# 2010 S2 and Campag....



## Tinea Pedis (Aug 14, 2009)

Sorry, search function was quite specific enough for this topic (in case it's been covered)...

But for 2010 have Cervelo addressed what appears to be a widespread issue of Campag not running at all well on their frames? In fact, I know of a few others who even have issues with 7900 and their S2. 

(7800 is a dream though)


----------



## [email protected] (Nov 1, 2008)

Can you please describe the issues in detail? I just spoke with our head mechanic and an asst mechanic and neither one has had any problems with the Campy 10 or 11spd bikes they've built for customers. Likewise, they have seen no problems setting up bikes with 7900.


----------



## Tinea Pedis (Aug 14, 2009)

As I don't actually own a Cervelo, I'm only going by reports from other people who have/still do own them or have built them up.

It seems, as suggested, that 11sp and 7900 do not run as well as what they should in relation to shifting. Apparently it's a combination of the internal lining for the cables as well as possibly where the cable exits the top tube and the angle it then has to run to get to the levers.

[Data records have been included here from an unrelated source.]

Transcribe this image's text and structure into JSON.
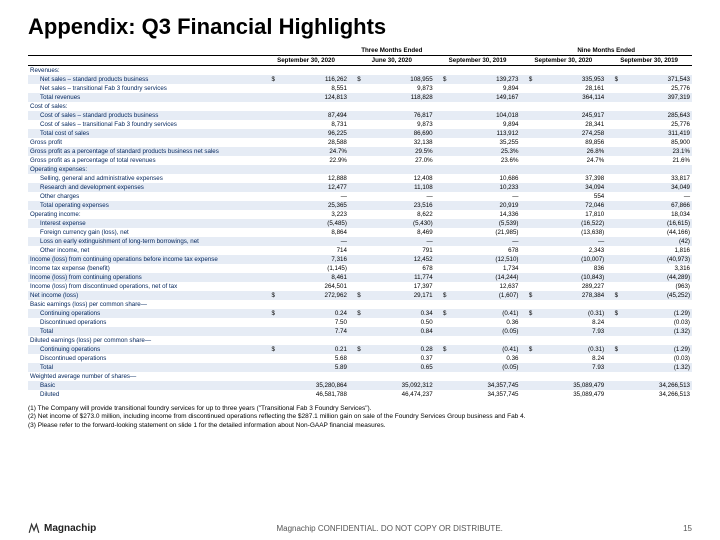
{
  "title": "Appendix: Q3 Financial Highlights",
  "periods": {
    "group1": "Three Months Ended",
    "group2": "Nine Months Ended",
    "cols": [
      "September 30, 2020",
      "June 30, 2020",
      "September 30, 2019",
      "September 30, 2020",
      "September 30, 2019"
    ]
  },
  "rows": [
    {
      "l": "Revenues:",
      "s": 0,
      "i": 0,
      "v": [
        "",
        "",
        "",
        "",
        ""
      ]
    },
    {
      "l": "Net sales – standard products business",
      "s": 1,
      "i": 1,
      "d": 1,
      "v": [
        "116,262",
        "108,955",
        "139,273",
        "335,953",
        "371,543"
      ]
    },
    {
      "l": "Net sales – transitional Fab 3 foundry services",
      "s": 0,
      "i": 1,
      "v": [
        "8,551",
        "9,873",
        "9,894",
        "28,161",
        "25,776"
      ]
    },
    {
      "l": "Total revenues",
      "s": 1,
      "i": 1,
      "v": [
        "124,813",
        "118,828",
        "149,167",
        "364,114",
        "397,319"
      ]
    },
    {
      "l": "Cost of sales:",
      "s": 0,
      "i": 0,
      "v": [
        "",
        "",
        "",
        "",
        ""
      ]
    },
    {
      "l": "Cost of sales – standard products business",
      "s": 1,
      "i": 1,
      "v": [
        "87,494",
        "76,817",
        "104,018",
        "245,917",
        "285,643"
      ]
    },
    {
      "l": "Cost of sales – transitional Fab 3 foundry services",
      "s": 0,
      "i": 1,
      "v": [
        "8,731",
        "9,873",
        "9,894",
        "28,341",
        "25,776"
      ]
    },
    {
      "l": "Total cost of sales",
      "s": 1,
      "i": 1,
      "v": [
        "96,225",
        "86,690",
        "113,912",
        "274,258",
        "311,419"
      ]
    },
    {
      "l": "Gross profit",
      "s": 0,
      "i": 0,
      "v": [
        "28,588",
        "32,138",
        "35,255",
        "89,856",
        "85,900"
      ]
    },
    {
      "l": "Gross profit as a percentage of standard products business net sales",
      "s": 1,
      "i": 0,
      "v": [
        "24.7%",
        "29.5%",
        "25.3%",
        "26.8%",
        "23.1%"
      ]
    },
    {
      "l": "Gross profit as a percentage of total revenues",
      "s": 0,
      "i": 0,
      "v": [
        "22.9%",
        "27.0%",
        "23.6%",
        "24.7%",
        "21.6%"
      ]
    },
    {
      "l": "Operating expenses:",
      "s": 1,
      "i": 0,
      "v": [
        "",
        "",
        "",
        "",
        ""
      ]
    },
    {
      "l": "Selling, general and administrative expenses",
      "s": 0,
      "i": 1,
      "v": [
        "12,888",
        "12,408",
        "10,686",
        "37,398",
        "33,817"
      ]
    },
    {
      "l": "Research and development expenses",
      "s": 1,
      "i": 1,
      "v": [
        "12,477",
        "11,108",
        "10,233",
        "34,094",
        "34,049"
      ]
    },
    {
      "l": "Other charges",
      "s": 0,
      "i": 1,
      "v": [
        "—",
        "—",
        "—",
        "554",
        "—"
      ]
    },
    {
      "l": "Total operating expenses",
      "s": 1,
      "i": 1,
      "v": [
        "25,365",
        "23,516",
        "20,919",
        "72,046",
        "67,866"
      ]
    },
    {
      "l": "Operating income:",
      "s": 0,
      "i": 0,
      "v": [
        "3,223",
        "8,622",
        "14,336",
        "17,810",
        "18,034"
      ]
    },
    {
      "l": "Interest expense",
      "s": 1,
      "i": 1,
      "v": [
        "(5,485)",
        "(5,430)",
        "(5,539)",
        "(16,522)",
        "(16,615)"
      ]
    },
    {
      "l": "Foreign currency gain (loss), net",
      "s": 0,
      "i": 1,
      "v": [
        "8,864",
        "8,469",
        "(21,985)",
        "(13,638)",
        "(44,166)"
      ]
    },
    {
      "l": "Loss on early extinguishment of long-term borrowings, net",
      "s": 1,
      "i": 1,
      "v": [
        "—",
        "—",
        "—",
        "—",
        "(42)"
      ]
    },
    {
      "l": "Other income, net",
      "s": 0,
      "i": 1,
      "v": [
        "714",
        "791",
        "678",
        "2,343",
        "1,816"
      ]
    },
    {
      "l": "Income (loss) from continuing operations before income tax expense",
      "s": 1,
      "i": 0,
      "v": [
        "7,316",
        "12,452",
        "(12,510)",
        "(10,007)",
        "(40,973)"
      ]
    },
    {
      "l": "Income tax expense (benefit)",
      "s": 0,
      "i": 0,
      "v": [
        "(1,145)",
        "678",
        "1,734",
        "836",
        "3,316"
      ]
    },
    {
      "l": "Income (loss) from continuing operations",
      "s": 1,
      "i": 0,
      "v": [
        "8,461",
        "11,774",
        "(14,244)",
        "(10,843)",
        "(44,289)"
      ]
    },
    {
      "l": "Income (loss) from discontinued operations, net of tax",
      "s": 0,
      "i": 0,
      "v": [
        "264,501",
        "17,397",
        "12,637",
        "289,227",
        "(963)"
      ]
    },
    {
      "l": "Net income (loss)",
      "s": 1,
      "i": 0,
      "d": 1,
      "v": [
        "272,962",
        "29,171",
        "(1,607)",
        "278,384",
        "(45,252)"
      ]
    },
    {
      "l": "Basic earnings (loss) per common share—",
      "s": 0,
      "i": 0,
      "v": [
        "",
        "",
        "",
        "",
        ""
      ]
    },
    {
      "l": "Continuing operations",
      "s": 1,
      "i": 1,
      "d": 1,
      "v": [
        "0.24",
        "0.34",
        "(0.41)",
        "(0.31)",
        "(1.29)"
      ]
    },
    {
      "l": "Discontinued operations",
      "s": 0,
      "i": 1,
      "v": [
        "7.50",
        "0.50",
        "0.36",
        "8.24",
        "(0.03)"
      ]
    },
    {
      "l": "Total",
      "s": 1,
      "i": 1,
      "v": [
        "7.74",
        "0.84",
        "(0.05)",
        "7.93",
        "(1.32)"
      ]
    },
    {
      "l": "Diluted earnings (loss) per common share—",
      "s": 0,
      "i": 0,
      "v": [
        "",
        "",
        "",
        "",
        ""
      ]
    },
    {
      "l": "Continuing operations",
      "s": 1,
      "i": 1,
      "d": 1,
      "v": [
        "0.21",
        "0.28",
        "(0.41)",
        "(0.31)",
        "(1.29)"
      ]
    },
    {
      "l": "Discontinued operations",
      "s": 0,
      "i": 1,
      "v": [
        "5.68",
        "0.37",
        "0.36",
        "8.24",
        "(0.03)"
      ]
    },
    {
      "l": "Total",
      "s": 1,
      "i": 1,
      "v": [
        "5.89",
        "0.65",
        "(0.05)",
        "7.93",
        "(1.32)"
      ]
    },
    {
      "l": "Weighted average number of shares—",
      "s": 0,
      "i": 0,
      "v": [
        "",
        "",
        "",
        "",
        ""
      ]
    },
    {
      "l": "Basic",
      "s": 1,
      "i": 1,
      "v": [
        "35,280,864",
        "35,092,312",
        "34,357,745",
        "35,089,479",
        "34,266,513"
      ]
    },
    {
      "l": "Diluted",
      "s": 0,
      "i": 1,
      "v": [
        "46,581,788",
        "46,474,237",
        "34,357,745",
        "35,089,479",
        "34,266,513"
      ]
    }
  ],
  "footnotes": [
    "(1) The Company will provide transitional foundry services for up to three years (\"Transitional Fab 3 Foundry Services\").",
    "(2) Net income of $273.0 million, including income from discontinued operations reflecting the $287.1 million gain on sale of the Foundry Services Group business and Fab 4.",
    "(3) Please refer to the forward-looking statement on slide 1 for the detailed information about Non-GAAP financial measures."
  ],
  "footer": {
    "logo": "Magnachip",
    "disclaimer": "Magnachip CONFIDENTIAL. DO NOT COPY OR DISTRIBUTE.",
    "page": "15"
  }
}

Possibly not too dissimilar to the Wilier Cento1 and the issues (as found by Fairwheel Bikes) had there running Campagnolo.
iirc Cervelo Test Team also had trouble with 7900 and the frames, hence reverting to 7800 throughout last season.


I only ask this as I run Campag, and would rather not find out after the fact that there is indeed problems with the S2 and my groupset of choice.


----------